Today’s Home Office stories include coverage of the police funding settlement and the release of Prevent & Channel statistics.

Police funding settlement

There is widespread coverage of the police funding settlement in this morning’s papers.

The Times and Telegraph lead on the fact the increase will be partly funded by a rise in council tax.

The Mirror and Independent both report the settlement as a blow for “hard-up families” who face “tax hikes” just before Christmas.

The Home Secretary’s op-ed in the Telegraph is carried as a page lead, calling for police to match the Government funding increase with improvements to policing.

The Express reported that the Government had “finally confronted the crisis on the frontline” with its “£1billion boost for policing”.

Home Secretary Sajid Javid said:

Since becoming Home Secretary I have been clear I would prioritise police funding, and today I have delivered on that promise.

This is a significant funding settlement that provides the most substantial police funding increase since 2010, with more money for local police forces, counter terrorism and tackling serious and organised crime.

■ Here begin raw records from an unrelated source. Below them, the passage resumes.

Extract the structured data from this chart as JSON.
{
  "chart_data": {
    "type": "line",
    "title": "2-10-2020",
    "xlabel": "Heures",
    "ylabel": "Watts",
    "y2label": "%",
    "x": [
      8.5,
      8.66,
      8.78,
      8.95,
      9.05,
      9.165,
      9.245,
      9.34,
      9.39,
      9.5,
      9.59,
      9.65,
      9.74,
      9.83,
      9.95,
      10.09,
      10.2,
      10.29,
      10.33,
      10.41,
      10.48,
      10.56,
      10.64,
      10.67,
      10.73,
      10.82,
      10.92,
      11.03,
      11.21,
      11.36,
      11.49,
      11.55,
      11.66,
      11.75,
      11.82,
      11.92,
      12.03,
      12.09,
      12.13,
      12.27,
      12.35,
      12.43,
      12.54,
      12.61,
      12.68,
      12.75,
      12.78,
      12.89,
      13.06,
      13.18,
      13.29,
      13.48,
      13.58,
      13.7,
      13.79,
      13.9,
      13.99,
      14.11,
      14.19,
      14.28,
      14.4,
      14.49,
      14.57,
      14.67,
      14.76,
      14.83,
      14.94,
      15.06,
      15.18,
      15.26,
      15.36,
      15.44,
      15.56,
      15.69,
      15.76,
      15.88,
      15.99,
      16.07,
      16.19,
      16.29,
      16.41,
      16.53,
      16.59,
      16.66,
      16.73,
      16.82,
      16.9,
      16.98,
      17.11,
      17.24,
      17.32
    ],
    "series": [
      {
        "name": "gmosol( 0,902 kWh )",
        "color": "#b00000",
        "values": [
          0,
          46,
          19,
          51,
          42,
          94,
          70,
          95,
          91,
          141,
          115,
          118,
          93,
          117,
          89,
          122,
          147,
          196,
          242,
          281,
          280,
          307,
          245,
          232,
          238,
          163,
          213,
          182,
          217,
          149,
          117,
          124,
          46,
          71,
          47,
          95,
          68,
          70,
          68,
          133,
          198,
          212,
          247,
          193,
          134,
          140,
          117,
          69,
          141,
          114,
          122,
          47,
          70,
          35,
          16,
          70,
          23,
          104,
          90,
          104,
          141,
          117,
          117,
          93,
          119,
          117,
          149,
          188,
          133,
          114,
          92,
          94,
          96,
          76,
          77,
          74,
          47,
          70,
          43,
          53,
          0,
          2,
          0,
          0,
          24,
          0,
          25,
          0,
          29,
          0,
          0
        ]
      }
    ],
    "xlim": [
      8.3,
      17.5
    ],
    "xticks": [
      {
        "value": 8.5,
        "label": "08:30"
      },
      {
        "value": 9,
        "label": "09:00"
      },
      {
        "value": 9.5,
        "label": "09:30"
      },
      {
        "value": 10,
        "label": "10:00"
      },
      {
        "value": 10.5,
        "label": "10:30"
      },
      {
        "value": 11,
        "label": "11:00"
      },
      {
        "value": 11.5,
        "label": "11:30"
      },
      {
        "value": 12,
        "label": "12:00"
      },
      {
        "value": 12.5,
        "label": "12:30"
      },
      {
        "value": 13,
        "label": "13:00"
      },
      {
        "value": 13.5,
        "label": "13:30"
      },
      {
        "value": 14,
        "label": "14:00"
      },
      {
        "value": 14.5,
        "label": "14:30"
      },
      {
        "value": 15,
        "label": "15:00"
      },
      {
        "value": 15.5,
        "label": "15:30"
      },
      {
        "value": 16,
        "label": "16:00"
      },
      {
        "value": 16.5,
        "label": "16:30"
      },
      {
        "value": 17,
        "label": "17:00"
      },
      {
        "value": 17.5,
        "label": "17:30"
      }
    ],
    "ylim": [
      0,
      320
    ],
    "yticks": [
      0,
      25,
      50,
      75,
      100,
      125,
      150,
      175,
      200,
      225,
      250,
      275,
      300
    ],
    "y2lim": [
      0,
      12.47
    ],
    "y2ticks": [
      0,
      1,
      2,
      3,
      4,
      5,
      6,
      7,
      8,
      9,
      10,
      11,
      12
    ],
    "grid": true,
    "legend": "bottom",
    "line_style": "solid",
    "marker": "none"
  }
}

It will enable the police to recruit more officers and be better placed to respond to the increasingly complex crimes they face.

 

Far-right extremism referrals

A "sharp" increase in the number of far-right referrals to the Prevent counter-extremism programme is widely reported in the papers.

The Telegraph reports that Home Office Prevent figures show a 36 per cent increase to “record-high” levels. It adds that Islamic extremism referrals have dropped 14 per cent year-on-year.

The Times, Mail, Guardian and Express also carry coverage of the increase.

The Security Minister’s comments are widely carried.

Security Minister, Ben Wallace, said:

Prevent plays a vital role in stopping vulnerable people being drawn into all forms of terrorism and safeguarding is at the heart of Prevent.

Since 2012, the Prevent programme has stopped potentially 1,267 people from going on to become terrorists and harming our society.

The figures released today show Prevent is tackling the threat from radicalisation wherever it is found, including from the rise in the right wing extremism.

Through the Prevent and Channel programme, people who are vulnerable to radicalisation have received the support they need to turn their lives around which has also helped keep our communities safe.